For the 2nd problem, SUMIF gets the same solutoin and may be easier to wrap your head around:
=SUMIF($A$2:$A$10,D2,$B$2:$B$10)
For #3, an array formula (CTRL-SHIFT-ENTER) using the same logic, but not easy to read:
{=SUM(IF(ISERROR(SEARCH(D2,$A$2:$A$10))=FALSE,$B$2:$B$10))}
Another option is to use a PivotTable with a helper column of String functions to isolate the domain name. This is faster for large datasets (or slow computers!) and doesn’t require re-typing domain names.
March 11th, 2010 at 2:22 am
Dave says:
Hi, thanks for your tips. Just thought you might like to know that (my version at least of) Excel doesn’t seem to cope with the first one (I haven’t tested the rest) because of an issue with the result’s format and just returns zero. So some extra brackets and forcing it to be a number-result with +0 helps it out.
Original:
=SUMPRODUCT($A$2:$A$10=D2,$B$2:$B$10)
Fixed for Excel:
=SUMPRODUCT(($A$2:$A$10=D2)+0,$B$2:$B$10)
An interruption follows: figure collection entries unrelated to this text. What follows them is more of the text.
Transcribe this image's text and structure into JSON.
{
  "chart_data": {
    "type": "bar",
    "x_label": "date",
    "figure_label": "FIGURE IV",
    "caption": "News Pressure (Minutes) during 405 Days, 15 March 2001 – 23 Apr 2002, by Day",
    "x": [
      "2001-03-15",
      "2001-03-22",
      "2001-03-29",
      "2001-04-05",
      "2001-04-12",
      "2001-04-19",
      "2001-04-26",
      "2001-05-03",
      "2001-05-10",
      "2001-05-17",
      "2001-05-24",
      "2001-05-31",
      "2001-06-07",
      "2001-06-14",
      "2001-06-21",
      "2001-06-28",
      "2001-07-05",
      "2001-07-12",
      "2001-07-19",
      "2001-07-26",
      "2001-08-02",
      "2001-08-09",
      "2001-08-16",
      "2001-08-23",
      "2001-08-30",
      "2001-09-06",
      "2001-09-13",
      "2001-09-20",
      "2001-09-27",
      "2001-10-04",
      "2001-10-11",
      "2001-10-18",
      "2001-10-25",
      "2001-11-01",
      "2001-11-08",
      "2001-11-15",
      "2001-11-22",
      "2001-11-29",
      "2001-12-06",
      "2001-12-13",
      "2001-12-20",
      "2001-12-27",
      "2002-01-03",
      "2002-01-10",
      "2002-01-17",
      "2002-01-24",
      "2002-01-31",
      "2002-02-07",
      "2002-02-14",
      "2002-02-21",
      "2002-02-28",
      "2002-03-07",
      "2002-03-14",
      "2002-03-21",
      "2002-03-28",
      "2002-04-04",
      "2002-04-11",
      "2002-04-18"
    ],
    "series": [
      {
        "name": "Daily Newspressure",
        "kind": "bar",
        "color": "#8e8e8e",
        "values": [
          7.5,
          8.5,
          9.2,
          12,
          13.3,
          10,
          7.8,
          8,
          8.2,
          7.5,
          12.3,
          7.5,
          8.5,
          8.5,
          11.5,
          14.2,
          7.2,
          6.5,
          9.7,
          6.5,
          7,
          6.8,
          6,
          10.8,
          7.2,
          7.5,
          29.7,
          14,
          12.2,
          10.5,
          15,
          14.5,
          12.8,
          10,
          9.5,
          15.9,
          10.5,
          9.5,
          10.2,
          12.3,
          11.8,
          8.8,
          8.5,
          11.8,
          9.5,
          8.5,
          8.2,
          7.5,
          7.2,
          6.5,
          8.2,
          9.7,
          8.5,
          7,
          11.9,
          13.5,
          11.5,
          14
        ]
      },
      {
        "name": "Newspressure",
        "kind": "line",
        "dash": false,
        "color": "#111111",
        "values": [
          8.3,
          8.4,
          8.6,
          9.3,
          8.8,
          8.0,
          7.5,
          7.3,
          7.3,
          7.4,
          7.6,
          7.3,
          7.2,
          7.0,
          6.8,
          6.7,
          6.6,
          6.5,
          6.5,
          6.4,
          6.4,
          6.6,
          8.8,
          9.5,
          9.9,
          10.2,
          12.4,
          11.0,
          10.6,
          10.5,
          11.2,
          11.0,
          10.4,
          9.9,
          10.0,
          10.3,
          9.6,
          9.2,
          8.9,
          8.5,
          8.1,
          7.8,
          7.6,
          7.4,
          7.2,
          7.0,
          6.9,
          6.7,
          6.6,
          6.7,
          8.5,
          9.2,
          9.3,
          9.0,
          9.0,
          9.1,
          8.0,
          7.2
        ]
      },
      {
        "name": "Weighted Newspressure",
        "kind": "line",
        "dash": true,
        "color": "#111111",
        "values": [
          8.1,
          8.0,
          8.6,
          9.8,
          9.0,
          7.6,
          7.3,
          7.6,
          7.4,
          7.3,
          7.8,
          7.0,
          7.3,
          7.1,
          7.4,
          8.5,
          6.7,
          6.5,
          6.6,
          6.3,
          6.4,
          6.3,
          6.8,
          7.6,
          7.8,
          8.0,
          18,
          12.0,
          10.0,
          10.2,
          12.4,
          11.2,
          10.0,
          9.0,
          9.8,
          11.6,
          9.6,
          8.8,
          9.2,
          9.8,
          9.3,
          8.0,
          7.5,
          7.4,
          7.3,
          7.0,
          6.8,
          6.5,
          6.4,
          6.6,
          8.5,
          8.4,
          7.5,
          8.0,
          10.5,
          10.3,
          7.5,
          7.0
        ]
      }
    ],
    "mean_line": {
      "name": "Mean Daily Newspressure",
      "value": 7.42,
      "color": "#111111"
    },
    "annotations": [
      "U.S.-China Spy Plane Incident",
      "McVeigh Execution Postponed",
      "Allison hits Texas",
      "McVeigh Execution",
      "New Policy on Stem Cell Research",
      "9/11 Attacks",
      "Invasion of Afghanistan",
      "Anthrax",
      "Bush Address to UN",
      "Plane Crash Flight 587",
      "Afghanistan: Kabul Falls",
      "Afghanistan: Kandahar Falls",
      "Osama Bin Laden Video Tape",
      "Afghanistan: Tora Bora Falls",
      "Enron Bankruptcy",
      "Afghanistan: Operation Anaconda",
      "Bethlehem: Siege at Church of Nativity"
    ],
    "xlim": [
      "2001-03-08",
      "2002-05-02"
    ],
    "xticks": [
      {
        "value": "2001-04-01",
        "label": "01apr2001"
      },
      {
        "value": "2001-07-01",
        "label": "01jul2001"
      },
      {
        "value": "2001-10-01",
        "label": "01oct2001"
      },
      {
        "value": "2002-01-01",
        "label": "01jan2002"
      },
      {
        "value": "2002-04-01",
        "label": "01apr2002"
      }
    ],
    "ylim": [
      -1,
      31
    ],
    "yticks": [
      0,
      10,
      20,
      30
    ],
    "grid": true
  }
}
November 21st, 2011 at 11:22 am
Lisa says:
I also had an issue with SUMPRODUCT in Excel 2010. Didn’t try Dave’s fixed option but did get solution with SUMIF. I was trying to sum debits when the transaction description was "Tx to Savings". Originally, VLOOKUP worked…the first time… but then duh…there was no instruction to sum. Removed vlookup and SUMIF worked great with *-1 of course to make the debit a positive number. Thanks for the inspiration!